A real plane flying through the air has very stable motion. Any changes in speed are very, very gradual. Video cameras scan images at an extremely consistent rate, 1 every 1/59.94 second. Therefore, a real plane on a stable video will move the same distance in every frame.
While the actual motion of an airplane is perfectly steady, certain random noise factors can affect the apparent motion of an airplane on video. I have exploited the presence of these noise factors to provide a scientific proof that the motion of the plane in Chopper 5 is too unstable to be real.
The noise factors that can influence the apparent motion of a moving airplane on video are:
- Video Resolution
- Camera Motion
- Measurement Error
If the air was perfectly transparent (which it isn’t), and if video had infinite resolution (which it doesn’t) and the camera was perfectly still (which it wasn’t) and if position measurements could be made with infinite precision (which they can’t), then the motion of the airplane would appear perfectly stable. Such perfect stability would be represented by a perfectly straight line on a graph of velocity over time.
In reality, the atmosphere can distort the apparent position of a plane a tiny bit, video resolution is only so good, the camera in Chopper 5 was moving, and there will be small errors in trying plot the exact position of the airplane in each frame.
All 4 of these are random errors. Each type of error adds to the deviation from perfect stability. These are as likely to be errant left as right, up as down. Such random errors tend to accumulate. They add up. Each error type will add to the total error, that is increase the deviation away from perfect stability. Each will make the graph line more jagged.
Therefore, if we can find a way to eliminate one source of error, while holding the other 3 sources of error perfectly constant, then we would expect to see the total error decrease. We would expect to see the graph line become less jagged. I have devised a method to do just that.[#_ftn10 ]
• Stabilize the video to subpixel accuracy.
• Catalog the distance each frame was moved in the stabilization process.
• Place a wireframe around the plane image frame by frame, going for best overall fit.
• Measure the change in airplane position (velocity) per frame.
• Graph these position changes as “∆X Stabilized”.
• Calculate the “Raw” (un-stabilized) data by subtracting the distance each frame wasmoved from the velocity measurement of that frame.
• Graph these position changes as “∆X Raw”.
• Compare “Raw” graph line to the “Stabilized” graph line.

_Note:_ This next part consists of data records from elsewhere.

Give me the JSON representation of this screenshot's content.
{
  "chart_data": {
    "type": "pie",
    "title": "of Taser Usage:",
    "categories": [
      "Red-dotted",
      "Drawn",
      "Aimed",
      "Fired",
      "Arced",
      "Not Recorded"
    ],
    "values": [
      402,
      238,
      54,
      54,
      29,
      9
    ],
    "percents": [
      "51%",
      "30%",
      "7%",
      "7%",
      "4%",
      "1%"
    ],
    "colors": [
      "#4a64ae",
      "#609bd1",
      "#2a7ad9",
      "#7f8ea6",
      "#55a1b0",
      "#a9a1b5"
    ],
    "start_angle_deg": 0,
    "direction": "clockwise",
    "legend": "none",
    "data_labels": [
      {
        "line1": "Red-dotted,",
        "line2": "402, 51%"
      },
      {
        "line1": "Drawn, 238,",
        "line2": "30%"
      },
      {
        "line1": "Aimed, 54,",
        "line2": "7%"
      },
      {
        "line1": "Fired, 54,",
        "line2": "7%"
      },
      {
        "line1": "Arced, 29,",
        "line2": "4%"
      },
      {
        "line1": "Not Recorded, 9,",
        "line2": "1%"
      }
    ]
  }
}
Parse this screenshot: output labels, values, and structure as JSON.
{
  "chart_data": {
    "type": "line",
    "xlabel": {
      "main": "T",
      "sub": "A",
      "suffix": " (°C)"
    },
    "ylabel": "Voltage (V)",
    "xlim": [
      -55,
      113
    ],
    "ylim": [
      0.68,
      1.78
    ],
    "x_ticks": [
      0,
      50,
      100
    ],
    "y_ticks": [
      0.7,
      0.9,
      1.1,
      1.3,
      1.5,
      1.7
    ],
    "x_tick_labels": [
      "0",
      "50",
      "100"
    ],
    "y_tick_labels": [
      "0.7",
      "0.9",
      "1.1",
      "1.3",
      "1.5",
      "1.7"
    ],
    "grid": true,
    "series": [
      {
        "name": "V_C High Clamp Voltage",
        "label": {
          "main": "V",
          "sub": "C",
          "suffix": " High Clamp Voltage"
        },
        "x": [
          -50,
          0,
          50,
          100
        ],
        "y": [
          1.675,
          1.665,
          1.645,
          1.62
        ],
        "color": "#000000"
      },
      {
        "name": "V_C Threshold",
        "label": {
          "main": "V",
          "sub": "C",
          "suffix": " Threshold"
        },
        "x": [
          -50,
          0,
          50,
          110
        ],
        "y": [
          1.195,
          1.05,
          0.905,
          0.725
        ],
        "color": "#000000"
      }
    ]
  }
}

By doing this, we have subtracted the camera motion from the total error, while holding the other three error types perfectly constant. Any measurement error was held perfectly constant because the measurements were only made once. In a legitimate video, the stabilized graph line must be straighter, with less deviation from the norm, than the raw graph line.
Given sufficient time, a video compositor can correct motion problems. But Chopper 5 was shown live. There wasn’t time. The 9/11 perpetrators had to show us news helicopter shots, because if they didn’t, everyone would wonder where the news helicopters were. With the gyroscopically stabilized camera mounts, they were hoping the drifting helicopter shots would be steady enough so as to make the motion problems undetectable. Chopper 5 was almost that steady. But not quite.
Thus, airplane motion data are consistent with the compositing hypothesis, and not with the real plane hypothesis.